Scott and Katie venture throughout the labyrinth, defeating each of I.M. Meen's monster pets and rescuing the children, which causes the labyrinth's condition to rapidly deteriorate as Meen taunts them throughout their quest. The two eventually confront I.M. Meen himself and defeat him using Writewell's Book of Better Grammar, which was hidden in the labyrinth. In his defeat, Meen vows revenge before he flees the labyrinth as the game ends.

==Gameplay==
The game contains 36 levels with nine locations, including a tower, a dungeon, sewers, caves, catacombs, hedgerow mazes, castles, laboratories, and libraries. The player must rescue all the children on each level to get to the next one, which is done by fixing grammar mistakes in various scrolls. In every fourth level, the player must defeat a boss monster, otherwise known as one of I.M. Meen's special pets, to advance to a new area.

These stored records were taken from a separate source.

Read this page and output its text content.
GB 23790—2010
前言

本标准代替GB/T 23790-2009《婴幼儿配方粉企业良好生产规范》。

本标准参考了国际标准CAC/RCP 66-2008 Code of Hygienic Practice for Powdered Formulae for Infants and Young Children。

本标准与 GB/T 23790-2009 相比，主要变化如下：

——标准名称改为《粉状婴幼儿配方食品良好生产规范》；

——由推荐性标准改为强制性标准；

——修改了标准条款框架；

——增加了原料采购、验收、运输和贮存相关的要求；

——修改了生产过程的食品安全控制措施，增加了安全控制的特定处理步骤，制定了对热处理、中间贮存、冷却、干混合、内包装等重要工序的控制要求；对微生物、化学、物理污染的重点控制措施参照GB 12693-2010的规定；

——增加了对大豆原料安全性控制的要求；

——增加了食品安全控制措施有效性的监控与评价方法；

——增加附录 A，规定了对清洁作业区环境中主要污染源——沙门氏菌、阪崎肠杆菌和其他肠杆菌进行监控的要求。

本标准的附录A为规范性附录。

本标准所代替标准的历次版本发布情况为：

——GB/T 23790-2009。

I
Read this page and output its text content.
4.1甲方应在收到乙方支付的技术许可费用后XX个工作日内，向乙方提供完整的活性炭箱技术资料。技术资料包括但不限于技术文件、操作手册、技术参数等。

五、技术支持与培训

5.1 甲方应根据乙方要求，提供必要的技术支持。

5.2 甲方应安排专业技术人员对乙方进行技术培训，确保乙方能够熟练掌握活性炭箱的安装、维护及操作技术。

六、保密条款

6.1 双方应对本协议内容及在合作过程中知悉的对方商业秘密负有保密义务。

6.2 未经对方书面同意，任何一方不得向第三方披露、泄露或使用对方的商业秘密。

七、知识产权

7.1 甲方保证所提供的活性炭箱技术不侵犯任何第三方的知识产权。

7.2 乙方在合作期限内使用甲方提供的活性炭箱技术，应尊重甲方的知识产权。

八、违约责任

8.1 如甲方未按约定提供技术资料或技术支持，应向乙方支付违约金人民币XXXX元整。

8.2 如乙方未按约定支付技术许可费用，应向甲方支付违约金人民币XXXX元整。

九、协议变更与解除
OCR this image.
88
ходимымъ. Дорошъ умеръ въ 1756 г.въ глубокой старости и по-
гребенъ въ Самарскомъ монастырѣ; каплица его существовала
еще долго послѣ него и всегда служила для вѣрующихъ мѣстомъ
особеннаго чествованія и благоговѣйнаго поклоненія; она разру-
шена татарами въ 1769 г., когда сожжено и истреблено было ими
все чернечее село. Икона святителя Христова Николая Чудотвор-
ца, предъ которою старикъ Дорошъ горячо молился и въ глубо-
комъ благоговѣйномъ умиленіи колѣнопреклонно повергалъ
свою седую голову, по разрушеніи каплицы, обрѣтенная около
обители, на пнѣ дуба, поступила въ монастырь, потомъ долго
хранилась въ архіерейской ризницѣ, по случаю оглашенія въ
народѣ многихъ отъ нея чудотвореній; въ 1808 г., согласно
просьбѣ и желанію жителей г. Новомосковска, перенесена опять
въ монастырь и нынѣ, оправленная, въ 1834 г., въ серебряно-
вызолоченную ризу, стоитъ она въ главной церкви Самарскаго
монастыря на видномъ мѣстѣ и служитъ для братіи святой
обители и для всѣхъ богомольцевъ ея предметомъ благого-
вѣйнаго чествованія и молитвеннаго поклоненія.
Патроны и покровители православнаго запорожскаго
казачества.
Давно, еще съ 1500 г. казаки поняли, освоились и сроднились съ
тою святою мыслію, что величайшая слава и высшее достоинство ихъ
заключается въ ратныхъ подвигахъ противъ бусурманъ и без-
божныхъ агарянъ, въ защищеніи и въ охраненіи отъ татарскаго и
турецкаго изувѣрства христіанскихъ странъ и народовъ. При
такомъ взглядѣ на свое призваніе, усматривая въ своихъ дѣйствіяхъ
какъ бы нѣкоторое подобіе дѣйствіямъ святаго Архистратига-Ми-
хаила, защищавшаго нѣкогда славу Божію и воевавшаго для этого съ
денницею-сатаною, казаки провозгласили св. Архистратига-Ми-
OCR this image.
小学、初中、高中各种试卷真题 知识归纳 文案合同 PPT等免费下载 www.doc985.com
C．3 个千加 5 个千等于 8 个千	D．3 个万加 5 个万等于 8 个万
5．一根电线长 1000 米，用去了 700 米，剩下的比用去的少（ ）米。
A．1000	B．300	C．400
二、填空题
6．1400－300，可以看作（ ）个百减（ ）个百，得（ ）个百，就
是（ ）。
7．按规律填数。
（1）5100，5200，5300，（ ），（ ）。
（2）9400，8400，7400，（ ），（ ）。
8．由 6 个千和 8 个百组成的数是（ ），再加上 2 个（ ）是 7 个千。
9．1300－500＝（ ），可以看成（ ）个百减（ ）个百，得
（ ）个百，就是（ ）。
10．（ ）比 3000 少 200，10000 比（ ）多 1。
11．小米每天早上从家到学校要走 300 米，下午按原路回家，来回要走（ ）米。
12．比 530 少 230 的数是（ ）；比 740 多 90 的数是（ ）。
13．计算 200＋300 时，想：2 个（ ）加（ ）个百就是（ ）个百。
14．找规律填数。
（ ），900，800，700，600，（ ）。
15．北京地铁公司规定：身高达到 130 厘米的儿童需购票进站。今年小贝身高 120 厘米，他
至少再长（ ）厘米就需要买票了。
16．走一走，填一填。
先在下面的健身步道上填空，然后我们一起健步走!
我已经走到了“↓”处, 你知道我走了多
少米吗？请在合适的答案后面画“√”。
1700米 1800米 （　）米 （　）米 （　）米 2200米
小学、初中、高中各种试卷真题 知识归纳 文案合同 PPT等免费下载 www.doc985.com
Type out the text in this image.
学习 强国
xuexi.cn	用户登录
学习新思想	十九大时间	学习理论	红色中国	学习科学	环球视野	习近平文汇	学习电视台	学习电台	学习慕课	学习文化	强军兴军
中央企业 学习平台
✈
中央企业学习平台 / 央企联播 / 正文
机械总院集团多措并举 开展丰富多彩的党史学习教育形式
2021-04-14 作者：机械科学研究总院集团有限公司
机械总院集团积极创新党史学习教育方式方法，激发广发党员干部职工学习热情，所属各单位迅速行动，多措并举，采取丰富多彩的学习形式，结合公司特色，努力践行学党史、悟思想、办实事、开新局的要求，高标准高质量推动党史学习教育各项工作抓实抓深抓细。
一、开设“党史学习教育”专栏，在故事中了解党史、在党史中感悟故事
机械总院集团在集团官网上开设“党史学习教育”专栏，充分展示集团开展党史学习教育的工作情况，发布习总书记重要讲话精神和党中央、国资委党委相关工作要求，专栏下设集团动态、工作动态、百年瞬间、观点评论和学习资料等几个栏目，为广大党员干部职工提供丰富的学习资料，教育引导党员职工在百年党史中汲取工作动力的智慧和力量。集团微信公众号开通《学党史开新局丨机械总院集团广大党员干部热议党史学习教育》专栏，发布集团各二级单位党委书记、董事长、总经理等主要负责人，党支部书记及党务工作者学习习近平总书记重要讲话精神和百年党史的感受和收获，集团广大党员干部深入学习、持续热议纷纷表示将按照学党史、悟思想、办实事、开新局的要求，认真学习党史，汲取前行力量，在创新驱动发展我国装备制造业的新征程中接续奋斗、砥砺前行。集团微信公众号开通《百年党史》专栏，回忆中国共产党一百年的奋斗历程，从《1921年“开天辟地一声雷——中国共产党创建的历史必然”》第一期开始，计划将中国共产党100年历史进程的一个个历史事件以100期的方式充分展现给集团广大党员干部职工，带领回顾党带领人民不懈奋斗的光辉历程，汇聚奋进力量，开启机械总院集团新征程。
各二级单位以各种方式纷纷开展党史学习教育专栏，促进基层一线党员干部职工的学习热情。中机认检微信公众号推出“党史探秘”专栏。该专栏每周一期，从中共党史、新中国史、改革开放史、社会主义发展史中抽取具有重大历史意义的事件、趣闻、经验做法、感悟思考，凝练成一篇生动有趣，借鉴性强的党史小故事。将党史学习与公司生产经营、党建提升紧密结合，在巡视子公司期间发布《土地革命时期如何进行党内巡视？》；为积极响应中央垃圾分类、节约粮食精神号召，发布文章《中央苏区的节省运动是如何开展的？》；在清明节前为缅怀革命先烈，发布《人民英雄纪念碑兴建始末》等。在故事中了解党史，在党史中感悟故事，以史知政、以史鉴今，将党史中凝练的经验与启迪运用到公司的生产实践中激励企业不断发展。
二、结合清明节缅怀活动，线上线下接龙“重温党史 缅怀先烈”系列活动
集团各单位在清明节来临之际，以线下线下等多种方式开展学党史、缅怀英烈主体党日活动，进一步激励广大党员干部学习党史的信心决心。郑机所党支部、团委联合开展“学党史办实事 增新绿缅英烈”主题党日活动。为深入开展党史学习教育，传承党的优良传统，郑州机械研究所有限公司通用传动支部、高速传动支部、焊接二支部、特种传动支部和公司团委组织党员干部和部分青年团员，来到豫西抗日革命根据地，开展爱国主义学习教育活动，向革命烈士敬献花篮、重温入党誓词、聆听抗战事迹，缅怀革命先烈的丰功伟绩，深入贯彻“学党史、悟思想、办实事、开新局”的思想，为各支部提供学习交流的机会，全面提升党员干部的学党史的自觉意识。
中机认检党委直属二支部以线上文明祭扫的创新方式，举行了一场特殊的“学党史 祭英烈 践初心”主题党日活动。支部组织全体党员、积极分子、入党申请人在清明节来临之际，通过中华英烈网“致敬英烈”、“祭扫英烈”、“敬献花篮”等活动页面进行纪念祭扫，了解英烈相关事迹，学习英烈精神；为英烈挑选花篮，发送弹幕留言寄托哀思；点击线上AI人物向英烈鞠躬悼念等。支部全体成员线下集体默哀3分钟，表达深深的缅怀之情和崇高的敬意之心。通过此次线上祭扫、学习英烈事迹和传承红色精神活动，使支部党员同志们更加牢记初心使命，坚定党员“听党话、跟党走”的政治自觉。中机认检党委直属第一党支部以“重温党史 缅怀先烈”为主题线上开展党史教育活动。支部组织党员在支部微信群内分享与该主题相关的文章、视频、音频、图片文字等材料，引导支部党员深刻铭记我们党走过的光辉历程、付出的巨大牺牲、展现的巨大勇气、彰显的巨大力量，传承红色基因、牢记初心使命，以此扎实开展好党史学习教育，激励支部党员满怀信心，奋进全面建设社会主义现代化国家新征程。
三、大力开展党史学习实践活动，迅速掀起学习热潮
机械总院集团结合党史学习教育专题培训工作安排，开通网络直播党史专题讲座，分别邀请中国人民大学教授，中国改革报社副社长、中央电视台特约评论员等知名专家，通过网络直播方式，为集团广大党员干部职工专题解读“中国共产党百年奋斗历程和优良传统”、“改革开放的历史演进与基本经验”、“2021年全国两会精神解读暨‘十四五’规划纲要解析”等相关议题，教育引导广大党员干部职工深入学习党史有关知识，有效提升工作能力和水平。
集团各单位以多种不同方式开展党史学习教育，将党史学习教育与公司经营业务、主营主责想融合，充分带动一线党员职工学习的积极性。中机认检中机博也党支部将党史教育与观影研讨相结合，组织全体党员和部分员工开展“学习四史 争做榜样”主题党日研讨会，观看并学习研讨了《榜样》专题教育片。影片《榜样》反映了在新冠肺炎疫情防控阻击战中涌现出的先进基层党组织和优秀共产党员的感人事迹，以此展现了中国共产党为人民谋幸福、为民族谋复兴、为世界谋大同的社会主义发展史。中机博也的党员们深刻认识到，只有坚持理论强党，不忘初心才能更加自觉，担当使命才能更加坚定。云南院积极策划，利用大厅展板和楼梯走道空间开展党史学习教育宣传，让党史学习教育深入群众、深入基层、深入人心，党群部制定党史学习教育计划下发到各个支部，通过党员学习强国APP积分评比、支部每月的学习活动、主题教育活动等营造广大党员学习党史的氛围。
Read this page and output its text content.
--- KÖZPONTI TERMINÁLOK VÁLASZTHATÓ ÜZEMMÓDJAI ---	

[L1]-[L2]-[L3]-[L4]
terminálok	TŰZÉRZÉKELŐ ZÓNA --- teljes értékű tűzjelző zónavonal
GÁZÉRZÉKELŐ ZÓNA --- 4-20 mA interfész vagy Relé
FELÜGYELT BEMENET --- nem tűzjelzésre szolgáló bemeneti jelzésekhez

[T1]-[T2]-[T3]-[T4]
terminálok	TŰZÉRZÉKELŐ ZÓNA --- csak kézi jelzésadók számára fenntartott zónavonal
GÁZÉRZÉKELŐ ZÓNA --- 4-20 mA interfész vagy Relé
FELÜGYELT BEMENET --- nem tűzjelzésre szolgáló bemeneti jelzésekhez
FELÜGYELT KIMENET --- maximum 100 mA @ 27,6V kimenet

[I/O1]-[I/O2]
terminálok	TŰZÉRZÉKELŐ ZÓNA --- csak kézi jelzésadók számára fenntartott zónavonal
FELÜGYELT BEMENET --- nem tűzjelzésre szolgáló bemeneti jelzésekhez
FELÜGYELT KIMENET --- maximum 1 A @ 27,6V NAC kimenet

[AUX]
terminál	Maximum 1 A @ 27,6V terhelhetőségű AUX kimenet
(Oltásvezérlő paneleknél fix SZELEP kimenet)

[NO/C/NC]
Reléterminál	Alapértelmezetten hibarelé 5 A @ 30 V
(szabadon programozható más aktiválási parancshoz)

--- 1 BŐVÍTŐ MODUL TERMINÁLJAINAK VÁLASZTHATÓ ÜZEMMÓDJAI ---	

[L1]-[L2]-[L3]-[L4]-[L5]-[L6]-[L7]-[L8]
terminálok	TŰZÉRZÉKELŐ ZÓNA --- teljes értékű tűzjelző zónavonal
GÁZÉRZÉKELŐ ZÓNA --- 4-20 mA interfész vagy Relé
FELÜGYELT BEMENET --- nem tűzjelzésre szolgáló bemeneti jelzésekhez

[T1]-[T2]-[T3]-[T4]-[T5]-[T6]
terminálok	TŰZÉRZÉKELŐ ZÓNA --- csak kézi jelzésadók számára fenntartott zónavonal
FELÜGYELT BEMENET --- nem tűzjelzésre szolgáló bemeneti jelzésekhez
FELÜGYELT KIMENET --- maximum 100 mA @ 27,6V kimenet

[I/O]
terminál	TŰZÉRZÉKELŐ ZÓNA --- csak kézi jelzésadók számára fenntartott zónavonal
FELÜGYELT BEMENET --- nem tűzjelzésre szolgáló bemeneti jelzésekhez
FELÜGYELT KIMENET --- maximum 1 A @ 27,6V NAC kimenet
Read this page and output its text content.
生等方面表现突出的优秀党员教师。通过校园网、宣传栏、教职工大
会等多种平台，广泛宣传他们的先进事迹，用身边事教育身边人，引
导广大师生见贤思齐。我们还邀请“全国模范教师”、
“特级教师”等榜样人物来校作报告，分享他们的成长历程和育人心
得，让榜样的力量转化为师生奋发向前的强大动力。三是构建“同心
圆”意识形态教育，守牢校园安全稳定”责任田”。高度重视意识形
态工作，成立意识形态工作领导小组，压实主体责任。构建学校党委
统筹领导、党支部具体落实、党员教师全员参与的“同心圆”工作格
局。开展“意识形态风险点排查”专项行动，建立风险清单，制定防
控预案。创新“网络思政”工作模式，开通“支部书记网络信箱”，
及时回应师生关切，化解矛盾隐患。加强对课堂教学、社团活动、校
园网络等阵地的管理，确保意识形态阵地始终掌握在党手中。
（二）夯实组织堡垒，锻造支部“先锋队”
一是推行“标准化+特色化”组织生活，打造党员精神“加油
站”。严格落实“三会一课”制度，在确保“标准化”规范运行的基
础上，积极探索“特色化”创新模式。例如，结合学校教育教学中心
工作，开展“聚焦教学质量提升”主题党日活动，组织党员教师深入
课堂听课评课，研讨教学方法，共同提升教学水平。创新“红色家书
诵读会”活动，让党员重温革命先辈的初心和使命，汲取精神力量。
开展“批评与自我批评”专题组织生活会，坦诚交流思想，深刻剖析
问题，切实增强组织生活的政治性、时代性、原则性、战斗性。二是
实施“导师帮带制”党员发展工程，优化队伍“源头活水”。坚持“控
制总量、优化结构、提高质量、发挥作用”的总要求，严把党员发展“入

There are items in the labyrinth that can be used to help the player defeat the various monsters that dwell in the labyrinth, as well as help them out in other ways. The player has an Agility Meter, similar to a health meter that, when it runs out, takes the player back to the beginning of the level and removes all items collected on that level.

==Reception==

The Contra Costa Times gave the game a positive review, calling it "the first computer game for young children to use the same fast 3-D graphics found in Doom" and praising it for its educational themes. Brad Cook of Allgame thought that the game's graphics and sound were well-executed, and thought that the game was well-developed for its time, but concluded his review by saying, "Since this program set out first and foremost to be an educational product, I'll have to give it a low mark because it simply fails to do that, despite how well-done the rest of it is" and gave the game two stars out of five.

Review score
| Publication | Score |
|---|---|
| AllGame | 2/5 |

Award
| Publication | Award |
|---|---|
| Parents' Choice | Gold Award |

==Legacy==
A 1996 sequel to the game was made, titled Chill Manor, featuring a story about I.M. Meen's presumed wife, Ophelia Chill, who obtains the Book of Ages and tears out all the pages, allowing her to rewrite history. Meen appears at the game's ending to rescue Ophelia after she is tied to a chair. I.M. Meen, as well as Sonic's Schoolhouse and 3D Dinosaur Adventure: Save the Dinosaurs, has been named as one of the "creepy, bad" inspirations for the indie game Baldi's Basics in Education and Learning.

Beginning circa 2007, I.M. Meens animated cutscenes became a major source material for YouTube Poops, among cutscenes from Hotel Mario and other Animation Magic games including Link: The Faces of Evil and Zelda: The Wand of Gamelon.